Toujours sans perdre de temps, JOJO accompagné de la gardienne au service des nazis, et sous la menace d'une arme se dirigent vers le quartier de la prison réservé aux femmes à l'étage au fond d'un couloir. La gardienne doit être à nouveau menacée pour ouvrir les cellules. JOJO appelle Madame Philomène LE GALL, qui est l'épouse de Bruno LE GALL, elle hésite un instant pour se signaler. Pendant ce court intervalle, JOJO sent que quelqu'un lui tire sur sa veste, il reconnaît aussitôt Madame JOUANNET de La Croix--Joncourt en Loguivy-Plougras chez qui il est souvent allé se cacher. Il l'a prie de s'habiller rapidement. Une autre prisonnière s'est levée il s'agit de Mademoiselle Eulalie MARJO de Trédrez, elle est la fiancée de Emile HENRY de Ploumilliau qui lui aussi a été fusillé à Ploufragan le 6 mai 1944 avec dix-huit autres camarades au camp de manoeuvre de Ploufragan.
La Résistance n'était pas informée que ces femmes étaient arrêtées, certaines pour détention de matériel de déraillement et pour avoir hébergé des résistants.
Rapidement tous les prisonniers et prisonnières sont réunis devant la porte prêt à sortir alors que tous les gardiens sont mis en cellules.
7 heures 35, comme prévu les trois voitures arrivent devant la prison, guidés par le seul des trois conducteurs à connaître Lannion : Théodore LE NENAN.
Tous les prisonniers libérés sont guidés par Charles MOREAU et prennent place dans les voitures. Avant de quitter les lieux JOJO et François LAGADEC s'emparent des nombreuses clefs de cellules. Ils referment sur eux la porte de la prison. Le manque de place dans les voitures oblige JOJO à se mettre dans le coffre de la traction. Le coup de main a duré 10 minutes.
Seule ombre au tableau le gardien qui a ouvert sous la menace les cellules, à oublié volontairement d'ouvrir sur Jean BOUGET, de Pédernec, garde forestier de la forêt du Beffou en Loguivy-Plougras, qui est en cellule avec des droits communs, il sera déporté au camp de concentration de Buchenwald en Allemagne, d'où il reviendra en 1945, il est décédé au mois de décembre 2002.
Sur le chemin du retour une halte est faite chez le Docteur ROUZAUT à Cavan où attend Jeanne DISSEZ sœur de René, puis tout ce monde file sur la région de Callac, à Duault rejoindre le maquis TITO.
Les femmes sont emmenées au maquis de Peumerit-Quintin. Le lendemain ÉTIENNE, nommé capitaine de la compagnie TITO fait un rapport à Louis PICHOURON sur ce coup de main audacieux, qui a parfaitement réussi au milieu d'un secteur occupé par plus de 2000 Allemands.
La réussite de cette opération, qui aurait paru impossible aux plus téméraires, fut assurée grâce à sa préparation minutieuse et à la vaillance de ses auteurs.

Les personnes libérées

- Philomène KERDILES, épouse LE GALL (3),
- René DISSEZ, de Plouguiel 4),
- Émile RICHARD, de Langoat (5),
- Louis JEGOU, de Tréguier (6),
- André PERROT, de Tréguier (7),
- Augustine THOMAS, épouse JOUANNET (8), de Loguivy-Plougras,
- Eulalie MARJO, de Trédrez (9),

Les trois femmes étaient détenues pour infraction à la loi du 5 juin 1943.

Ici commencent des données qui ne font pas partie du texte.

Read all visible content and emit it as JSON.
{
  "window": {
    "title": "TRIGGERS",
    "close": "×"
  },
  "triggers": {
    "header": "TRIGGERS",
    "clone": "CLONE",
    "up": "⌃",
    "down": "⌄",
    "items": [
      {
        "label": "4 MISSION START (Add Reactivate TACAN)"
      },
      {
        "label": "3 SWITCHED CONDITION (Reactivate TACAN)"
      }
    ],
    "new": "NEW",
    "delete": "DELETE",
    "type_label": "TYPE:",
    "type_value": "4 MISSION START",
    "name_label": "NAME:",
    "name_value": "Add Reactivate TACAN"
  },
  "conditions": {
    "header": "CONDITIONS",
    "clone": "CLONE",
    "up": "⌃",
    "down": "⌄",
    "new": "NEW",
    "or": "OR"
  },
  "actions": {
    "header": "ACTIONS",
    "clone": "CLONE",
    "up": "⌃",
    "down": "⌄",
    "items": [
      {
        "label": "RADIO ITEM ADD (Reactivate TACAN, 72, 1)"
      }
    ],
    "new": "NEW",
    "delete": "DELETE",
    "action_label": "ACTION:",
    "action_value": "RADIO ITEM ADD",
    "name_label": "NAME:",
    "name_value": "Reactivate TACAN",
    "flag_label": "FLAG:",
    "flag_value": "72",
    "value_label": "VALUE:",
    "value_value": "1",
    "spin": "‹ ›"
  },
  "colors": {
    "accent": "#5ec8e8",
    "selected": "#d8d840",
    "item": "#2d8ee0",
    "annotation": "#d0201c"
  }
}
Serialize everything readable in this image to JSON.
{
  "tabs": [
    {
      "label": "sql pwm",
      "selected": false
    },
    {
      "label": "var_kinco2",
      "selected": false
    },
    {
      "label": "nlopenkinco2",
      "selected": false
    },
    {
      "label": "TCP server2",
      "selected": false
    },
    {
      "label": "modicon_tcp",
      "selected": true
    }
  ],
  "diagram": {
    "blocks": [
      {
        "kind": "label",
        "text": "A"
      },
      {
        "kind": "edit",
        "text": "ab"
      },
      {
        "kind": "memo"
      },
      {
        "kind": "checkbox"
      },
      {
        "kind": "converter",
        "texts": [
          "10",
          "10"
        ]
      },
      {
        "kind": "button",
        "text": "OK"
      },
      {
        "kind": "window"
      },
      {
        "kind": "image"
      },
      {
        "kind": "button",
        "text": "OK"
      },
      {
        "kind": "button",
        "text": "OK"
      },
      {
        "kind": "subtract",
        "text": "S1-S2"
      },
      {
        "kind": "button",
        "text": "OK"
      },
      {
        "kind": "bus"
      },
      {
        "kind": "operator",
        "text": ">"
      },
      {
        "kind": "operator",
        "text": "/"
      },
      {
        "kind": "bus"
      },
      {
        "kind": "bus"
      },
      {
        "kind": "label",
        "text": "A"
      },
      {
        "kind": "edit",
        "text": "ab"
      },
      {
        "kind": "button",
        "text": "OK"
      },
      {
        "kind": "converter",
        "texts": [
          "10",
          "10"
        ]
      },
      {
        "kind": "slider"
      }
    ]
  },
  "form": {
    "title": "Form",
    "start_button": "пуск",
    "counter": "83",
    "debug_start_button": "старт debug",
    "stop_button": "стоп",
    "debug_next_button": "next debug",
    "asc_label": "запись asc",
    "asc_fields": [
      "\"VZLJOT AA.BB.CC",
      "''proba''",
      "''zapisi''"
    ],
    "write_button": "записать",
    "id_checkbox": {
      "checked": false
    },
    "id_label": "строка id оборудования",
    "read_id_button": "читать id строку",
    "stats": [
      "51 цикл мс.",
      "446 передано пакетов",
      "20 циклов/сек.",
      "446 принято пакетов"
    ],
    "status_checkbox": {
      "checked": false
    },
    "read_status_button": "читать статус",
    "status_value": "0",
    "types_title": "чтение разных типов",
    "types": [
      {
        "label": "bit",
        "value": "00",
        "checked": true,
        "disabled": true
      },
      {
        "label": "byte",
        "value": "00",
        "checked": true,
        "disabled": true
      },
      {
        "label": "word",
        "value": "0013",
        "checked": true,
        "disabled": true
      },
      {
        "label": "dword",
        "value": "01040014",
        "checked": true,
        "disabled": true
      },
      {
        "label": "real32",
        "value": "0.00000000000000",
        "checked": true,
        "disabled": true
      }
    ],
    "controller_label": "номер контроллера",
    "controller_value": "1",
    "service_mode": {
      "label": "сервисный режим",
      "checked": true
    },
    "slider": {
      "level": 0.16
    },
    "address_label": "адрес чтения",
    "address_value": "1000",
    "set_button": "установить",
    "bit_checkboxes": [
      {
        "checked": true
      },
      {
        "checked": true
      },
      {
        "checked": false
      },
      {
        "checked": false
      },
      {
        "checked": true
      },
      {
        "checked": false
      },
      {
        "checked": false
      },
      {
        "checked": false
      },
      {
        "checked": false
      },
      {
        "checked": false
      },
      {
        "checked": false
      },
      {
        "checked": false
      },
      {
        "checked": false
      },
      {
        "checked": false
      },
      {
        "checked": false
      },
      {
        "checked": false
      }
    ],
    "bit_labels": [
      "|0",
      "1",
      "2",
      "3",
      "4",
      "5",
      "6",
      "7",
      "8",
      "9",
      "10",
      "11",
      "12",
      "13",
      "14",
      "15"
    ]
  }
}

(1) Yves ROHOU, né le 19 mars 1922 à Saint-Nicodème, demeurant à La Croix-Tasset en Saint-Nicodème, célibataire, assassiné 16 mai 1944 par les Allemands à Kerhir en Plounévez-Quintin.
(2) François LAGADEC "LOULOU", né le 7 mars 1922 à Lannion, demeurant à Lannion, célibataire, assassiné le 26 juin 1944 par les Allemands à la Croix-Tasset en Peumerit-Quintin avec deux autres FTP de la compagnie TITO.
(3) Philomène KERDILES, épouse LE GALL, née le 10 novembre 1913 à Saint-Servais, ménagère, demeurant à Tréguier, arrêtée le 12 février 1944 à Tréguier parce que son mari impliqué dans une affaire de distribution de tracts a pris la fuite.
(4) René DISSEZ, né le 13 février 1921 à Plouguiel, demeurant à Plouguiel, arrêté le 12 février 1944.
(5) Emile RICHARD, né le 29 août 1917 à Langoat, manœuvre, marié, arrêté le 9 février 1944 à Pommerit-Jaudy sur ordre des autorités allemandes.
(6) Louis JEGOU, né le 3 août 1924 à Tréguier, célibataire, commis charcutier, demeurant à Tréguier, arrêté le 12 février 1944 à Tréguier pour défaut de fourniture de jambon aux autorités allemandes.
(7) André PERROT, né le 2 avril 1908 à Saint-Servais, charcutier, marié, trois enfants, demeurant à Tréguier, arrêté le 12 février 1944 à Tréguier pour défaut de fourniture de jambon aux autorités allemandes.
(8) Augustine THOMAS, épouse JOUANNET, veuve de Marcel THOMAS, née le 23 septembre 1905 à Loguivy-Plougras, deux enfants âgés de 12 ans et 8 ans, demeurant à La Croix-Joncourt en Loguivy-Plougras, commerçante, tenait une épicerie - restaurant, de nombreux résistants furent hébergés chez elles, son commerce servait de point de ralliement des FTP, arrêtée le 18 février 1944 à son domicile.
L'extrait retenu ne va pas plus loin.